Decided January 15, 1979
- Full case name: LeRoy Symm, Tax Assessor-Collector of Waller County, Texas v. United States, et al.
- Citations: 439 U.S. 1105 (more) 99 S. Ct. 1006; 59 L. Ed. 2d 66; 1979 U.S. LEXIS 449

Case history
- Prior: United States v. Texas, 445 F. Supp. 1245 (S.D. Tex. 1978)
- Subsequent: Rehearing denied, 440 U.S. 951 (1979).

Court membership
- Chief Justice Warren E. Burger Associate Justices William J. Brennan Jr. · Potter Stewart Byron White · Thurgood Marshall Harry Blackmun · Lewis F. Powell Jr. William Rehnquist · John P. Stevens

Case opinions
- Per curiam
- Dissent: Rehnquist, joined by Burger

= Symm v. United States =

Symm v. United States, 439 U.S. 1105 (1979), was a United States Supreme Court case in which the Court summarily affirmed United States v. Texas, holding unconstitutional the denial to Prairie View students of the presumption of bona fide residency extended to other Waller County students.

==Background==
Waller County, a small rural county west of Houston, had a population of approximately 15,000, a slight majority of which was black. Prairie View A&M University is a state-supported, predominantly black university located in Waller County. Appellant Symm was responsible for registering voters in the county. Persons personally known to Symm or his deputies as county residents, as well as persons who were listed on the tax rolls as owning property in Waller County, were routinely registered upon filling out the state registration form. Those who fell within neither of these categories were required to complete a residency questionnaire, which asked whether the applicant was a college student and, if so, inquired into the student's home address, property ownership, employment status, future plans, and so forth.

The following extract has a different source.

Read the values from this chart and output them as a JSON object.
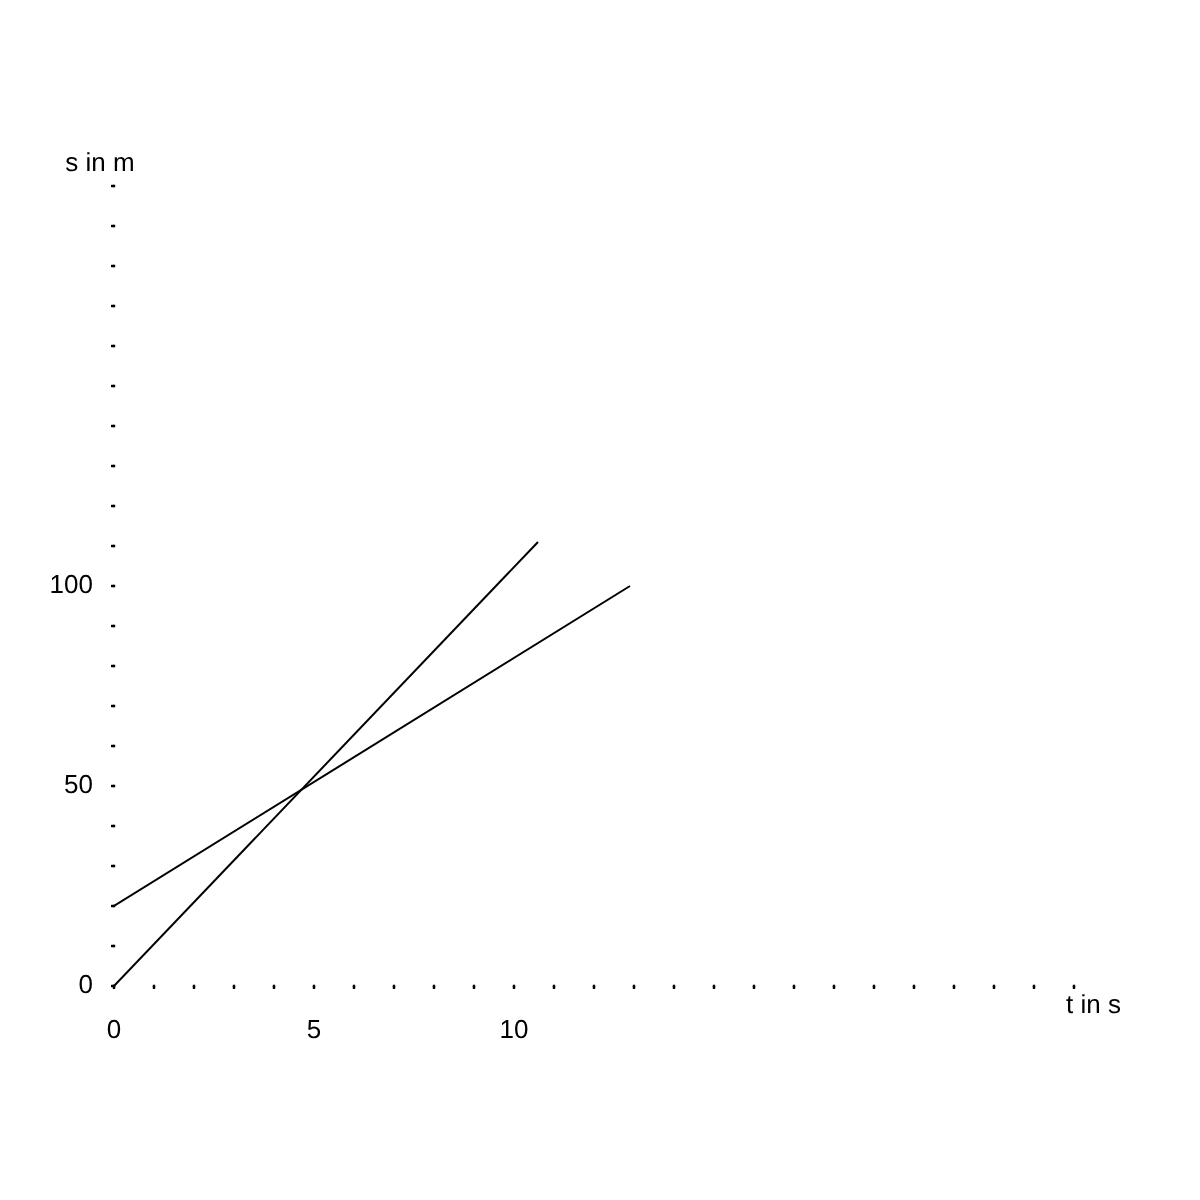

On October 14, 1976, the United States Attorney General filed an action against Symm, Waller County, the State of Texas, and its Secretary of State and Attorney General, alleging that use of the questionnaire denied Prairie View students the right to vote in violation of 42 U. S. C. §§ 1971 (a), 1971 (c), 1973, 1973j (d), 1973bb, and the Fourteenth, Fifteenth, and Twenty-sixth Amendments. Pursuant to 42 U. S. C. § 1973bb (a)(2), the United States moved to convene a three-judge District Court. The request for a three-judge court was predicated on the United States' claim for injunctive relief to remedy alleged violations of the Twenty-sixth Amendment. The motion was granted, and a [*1107] three-judge District Court was convened. The District Court found that Symm's registration practices violated the Twenty-sixth Amendment and permanently enjoined him from, among other things, using the questionnaire. Symm appealed from that judgment.

==Opinion of the Court==

The Court summarily affirmed the appeal (i.e. wrote no opinion).

==Dissent==

Justice William Rehnquist wrote a dissent, arguing that the District Court mistakenly exercised jurisdiction over Symm. Rehnquist opined, "If the case were here ... on a petition for certiorari and fell within our discretionary jurisdiction, I would have no hesitation in voting to deny certiorari."